Tribunale Napoli, 12-02-2002.
La morte di un figlio a seguito di sinistro stradale, determinando un’infinita serie di pregiudizi che si riflettono negativamente sull’esistenza dei prossimi congiunti successivamente alla morte del parente e che fanno sì che la loro vita di relazione non sia più la stessa, è risarcibile a titolo di danno esistenziale.

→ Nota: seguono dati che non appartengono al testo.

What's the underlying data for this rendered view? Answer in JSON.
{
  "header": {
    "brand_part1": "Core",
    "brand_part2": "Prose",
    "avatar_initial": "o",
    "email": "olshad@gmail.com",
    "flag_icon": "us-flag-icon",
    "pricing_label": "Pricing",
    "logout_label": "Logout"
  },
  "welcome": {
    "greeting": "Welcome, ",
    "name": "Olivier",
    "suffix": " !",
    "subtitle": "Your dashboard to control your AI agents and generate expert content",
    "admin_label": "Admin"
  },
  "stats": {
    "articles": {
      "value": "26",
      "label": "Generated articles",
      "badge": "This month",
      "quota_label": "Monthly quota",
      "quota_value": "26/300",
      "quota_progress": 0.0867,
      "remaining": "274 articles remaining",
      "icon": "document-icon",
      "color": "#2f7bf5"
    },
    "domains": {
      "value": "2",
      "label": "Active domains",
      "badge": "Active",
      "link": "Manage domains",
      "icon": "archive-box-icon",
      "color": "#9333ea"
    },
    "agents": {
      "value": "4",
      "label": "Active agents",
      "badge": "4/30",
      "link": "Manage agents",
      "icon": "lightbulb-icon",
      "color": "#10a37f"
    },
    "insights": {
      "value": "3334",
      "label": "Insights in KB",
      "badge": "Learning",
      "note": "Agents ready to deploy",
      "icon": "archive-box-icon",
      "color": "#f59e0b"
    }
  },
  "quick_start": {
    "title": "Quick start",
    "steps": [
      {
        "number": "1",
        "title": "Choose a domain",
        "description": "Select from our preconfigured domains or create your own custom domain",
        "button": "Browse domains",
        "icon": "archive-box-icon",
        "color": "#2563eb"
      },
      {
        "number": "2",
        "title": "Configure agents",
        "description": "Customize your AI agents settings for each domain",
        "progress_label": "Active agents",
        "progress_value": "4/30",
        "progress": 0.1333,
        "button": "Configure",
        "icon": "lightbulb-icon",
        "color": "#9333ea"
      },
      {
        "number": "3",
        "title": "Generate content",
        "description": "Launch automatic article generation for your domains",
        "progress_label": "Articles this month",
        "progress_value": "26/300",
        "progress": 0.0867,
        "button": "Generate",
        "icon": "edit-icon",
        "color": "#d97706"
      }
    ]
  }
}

Cass., sez. III, 20-12-2001, n. 16073.
Il danno non patrimoniale patito dal coniuge per morte dall’altro coniuge non può essere risarcito nel caso di cessazione dell’affectio coniugalis, valutata sulla base delle risultanze istruttorie della causa di separazione tra i coniugi, ancora in corso al momento della morte del coniuge.
A. Torino, 04-10-2001.
Il soggetto, che abbia perso il padre in conseguenza di un fatto illecito verificatosi prima della sua nascita, ha subito un danno ingiusto essendo ravvisabile in capo al concepito una situazione tutelata dall’ordinamento giuridico, costituita dal diritto alla vita ed a condizioni di vita tali che la personalità dell’individuo si estrinsechi nel miglior modo possibile; conseguentemente il figlio rimasto privato del padre prima della nascita ha diritto ad essere risarcito per le privazioni economiche sotto il profilo del diritto al mantenimento, per la sofferenza morale e per il danno esistenziale inteso come alterazione negativa di prospettiva di vita futura.

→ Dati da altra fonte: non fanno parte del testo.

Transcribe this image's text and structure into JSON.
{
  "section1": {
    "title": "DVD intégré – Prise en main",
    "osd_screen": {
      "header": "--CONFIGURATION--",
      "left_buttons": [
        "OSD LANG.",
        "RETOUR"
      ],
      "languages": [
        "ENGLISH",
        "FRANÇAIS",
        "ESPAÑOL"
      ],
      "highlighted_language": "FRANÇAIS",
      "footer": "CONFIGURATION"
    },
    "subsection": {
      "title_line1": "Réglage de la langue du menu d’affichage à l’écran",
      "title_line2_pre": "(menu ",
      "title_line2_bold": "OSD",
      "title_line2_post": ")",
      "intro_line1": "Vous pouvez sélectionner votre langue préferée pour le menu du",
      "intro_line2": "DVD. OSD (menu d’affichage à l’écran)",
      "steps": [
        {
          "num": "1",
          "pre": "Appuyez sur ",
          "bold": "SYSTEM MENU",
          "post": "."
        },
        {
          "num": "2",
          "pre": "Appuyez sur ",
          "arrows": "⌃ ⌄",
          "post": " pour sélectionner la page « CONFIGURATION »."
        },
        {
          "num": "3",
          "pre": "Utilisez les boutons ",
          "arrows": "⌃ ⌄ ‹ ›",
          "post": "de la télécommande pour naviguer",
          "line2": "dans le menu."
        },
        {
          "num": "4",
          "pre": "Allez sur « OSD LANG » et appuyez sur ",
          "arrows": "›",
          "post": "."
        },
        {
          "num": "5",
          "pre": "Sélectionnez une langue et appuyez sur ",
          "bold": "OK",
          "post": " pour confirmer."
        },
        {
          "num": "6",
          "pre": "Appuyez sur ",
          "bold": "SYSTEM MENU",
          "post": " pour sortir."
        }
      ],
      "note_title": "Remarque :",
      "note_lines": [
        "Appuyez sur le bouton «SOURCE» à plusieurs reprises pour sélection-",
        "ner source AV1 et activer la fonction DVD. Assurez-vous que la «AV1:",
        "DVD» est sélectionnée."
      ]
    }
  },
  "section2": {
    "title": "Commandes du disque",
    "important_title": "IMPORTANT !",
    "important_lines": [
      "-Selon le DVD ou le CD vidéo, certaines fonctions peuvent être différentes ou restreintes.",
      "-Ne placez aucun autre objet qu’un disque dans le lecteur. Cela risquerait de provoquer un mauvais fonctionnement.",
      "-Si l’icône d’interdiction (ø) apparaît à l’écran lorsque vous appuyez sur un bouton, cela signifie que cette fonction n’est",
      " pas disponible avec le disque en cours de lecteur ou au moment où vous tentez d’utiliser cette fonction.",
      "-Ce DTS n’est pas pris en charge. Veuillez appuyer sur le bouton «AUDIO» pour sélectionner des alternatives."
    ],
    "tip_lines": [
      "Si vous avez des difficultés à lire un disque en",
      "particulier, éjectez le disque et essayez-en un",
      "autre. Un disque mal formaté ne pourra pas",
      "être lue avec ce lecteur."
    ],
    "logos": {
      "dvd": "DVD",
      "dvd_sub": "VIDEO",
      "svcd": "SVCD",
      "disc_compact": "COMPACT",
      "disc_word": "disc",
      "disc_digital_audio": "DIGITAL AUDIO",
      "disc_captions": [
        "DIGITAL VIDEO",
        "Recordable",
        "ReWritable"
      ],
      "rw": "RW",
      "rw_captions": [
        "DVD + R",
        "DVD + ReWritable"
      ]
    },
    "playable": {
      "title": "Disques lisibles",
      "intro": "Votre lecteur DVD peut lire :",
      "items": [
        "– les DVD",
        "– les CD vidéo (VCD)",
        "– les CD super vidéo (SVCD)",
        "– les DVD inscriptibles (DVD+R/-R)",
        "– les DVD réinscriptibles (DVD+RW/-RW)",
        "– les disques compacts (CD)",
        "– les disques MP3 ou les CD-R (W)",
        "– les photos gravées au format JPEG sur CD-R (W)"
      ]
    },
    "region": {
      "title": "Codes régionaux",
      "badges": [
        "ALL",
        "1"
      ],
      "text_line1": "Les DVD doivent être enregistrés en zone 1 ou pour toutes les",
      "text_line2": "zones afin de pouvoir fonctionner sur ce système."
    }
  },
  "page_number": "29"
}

Tribunale Palermo, 08-06-2001.
La risarcibilità dei danni morali per la morte di un congiunto presuppone, oltre al rapporto di parentela, anche la perdita, in concreto, di un effettivo e valido sostegno morale, non riscontrabile in mancanza di una situazione di convivenza, ove si tratti di soggetto che, per il tipo di parentela, non abbia diritto di essere assistito anche moralmente dalla vittima; in particolare, devono senz’altro considerarsi come aventi diritto al risarcimento il coniuge, i figli, i genitori, i fratelli e le sorelle (in breve, tutti i componenti della c.d. famiglia nucleare, per i quali appare irrilevante anche la cessazione della convivenza); quanto agli altri parenti ed affini (nonni, nipoti, zii, cugini, cognati ecc.), la legittimazione attiva può esser loro riconosciuta soltanto se, oltre all’esistenza del rapporto di parentela o di affinità, concorrano ulteriori circostanze atte a far ritenere che la morte del familiare abbia comportato la perdita di un effettivo e valido sostegno morale.
A. Milano, 30-11-1999.
Al fine della liquidazione del danno morale dei superstiti per la morte del congiunto, si deve tener conto dell’età del defunto, del rapporto di parentela con i superstiti, della esistenza di uno solo o più superstiti, della eventuale convivenza.
Tribunale Ferrara, 24-06-1996.
Per quanto riguarda la quantificazione del danno morale subito dai familiari della vittima di un sinistro stradale, è necessario procedere ad una liquidazione equitativa, tenendo conto della gravità dell’illecito penale, dell’età della vittima e dei congiunti, e del rispettivo grado di parentela.